Cope, however, led a band of Franciscan nuns to the peninsula to care for the patients, just as Saint Damien, a Belgian priest, did in 1873. He died of the disease 16 years later and was canonized in 2009.
“At a time when little could be done for those suffering from this terrible disease, Marianne Cope showed the highest love, courage and enthusiasm,” Benedict said in his homily. “She is a shining and energetic example of the best of the tradition of Catholic nursing sisters and of the spirit of her beloved St. Francis.”
Two-hundred fifty pilgrims from Hawaii traveled to Rome for Mother Marianne’s canonization, including nine Kalaupapa patients, as well as faithful from the local diocese.
“Marianne Cope means a great deal to us,” said pilgrim Aida Javier, who traveled from Honolulu with her husband Romy for the Mass. “My husband and I feel blessed and honored to be part of this canonization.”
Another pilgrim was Sharon Smith, of Syracuse, New York, whose 2005 cure from complications from pancreatitis, an inflammation of the pancreas, was declared medically inexplicable by the Vatican — the “miracle” needed for Mother Marianne to be named a saint. In an interview last week, Smith recounted how she had fainted one day in her home, an allergic reaction to medication she was taking for a kidney transplant, and awoke in the hospital to find that doctors weren’t giving her much time to live.
Her disease was eating away at her insides, causing her stomach to detach from her intestines. Doctors said they couldn’t repair it. At a certain point, a nun pinned a bag of ashes and dirt from Mother Marianne’s grave on her and prayed.
“I had never heard of her, but we continued to pray,” Smith said. “And I just, I started getting better.”
“I believe in miracles, but I don’t know whether it was all the prayers, or the pinning of the relic, but I know that something worked, and I’m here for some reason,” Smith said.
The Vatican’s complicated saint-making procedure requires that the Vatican certify a “miracle” was performed through the intercession of the candidate — a medically inexplicable cure that can be directly linked to the prayers offered by the faithful. One miracle is needed for beatification, a second for canonization.
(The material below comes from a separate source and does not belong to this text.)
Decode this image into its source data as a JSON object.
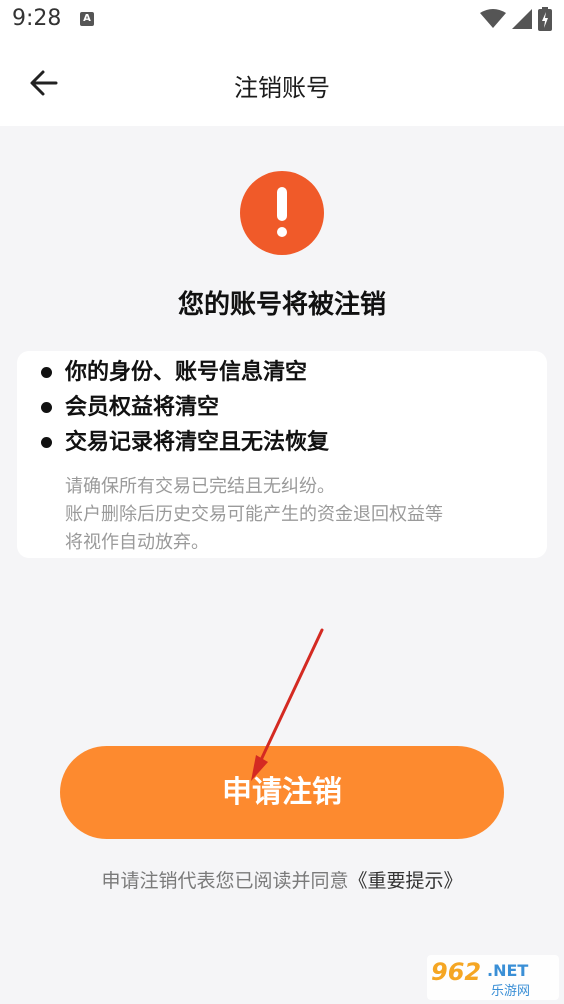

The Philippines’ second saint, Calungsod, was a Filipino teenager who helped Jesuit priests convert natives in Guam in the 17th century but was killed by spear-wielding villagers opposed to the missionaries’ efforts to baptize their children.
“We are especially proud because he is so young,” said Marianna Dieza, a 39-year-old housekeeper working in Rome who was on hand for the Mass.
The other new saints are: Jacques Berthieu, a 19th century French Jesuit who was killed by rebels in Madagascar, where he had worked as a missionary; Giovanni Battista Piamarta, an Italian who founded a religious order in 1900 and established a Catholic printing and publishing house in his native Brescia; Carmen Salles y Barangueras, a Spanish nun who founded a religious order to educate children in 1892; and Anna Schaeffer, a 19th century German lay woman who became a model for the sick and suffering after she fell into a boiler and badly burned her legs. The wounds never healed, causing her constant pain.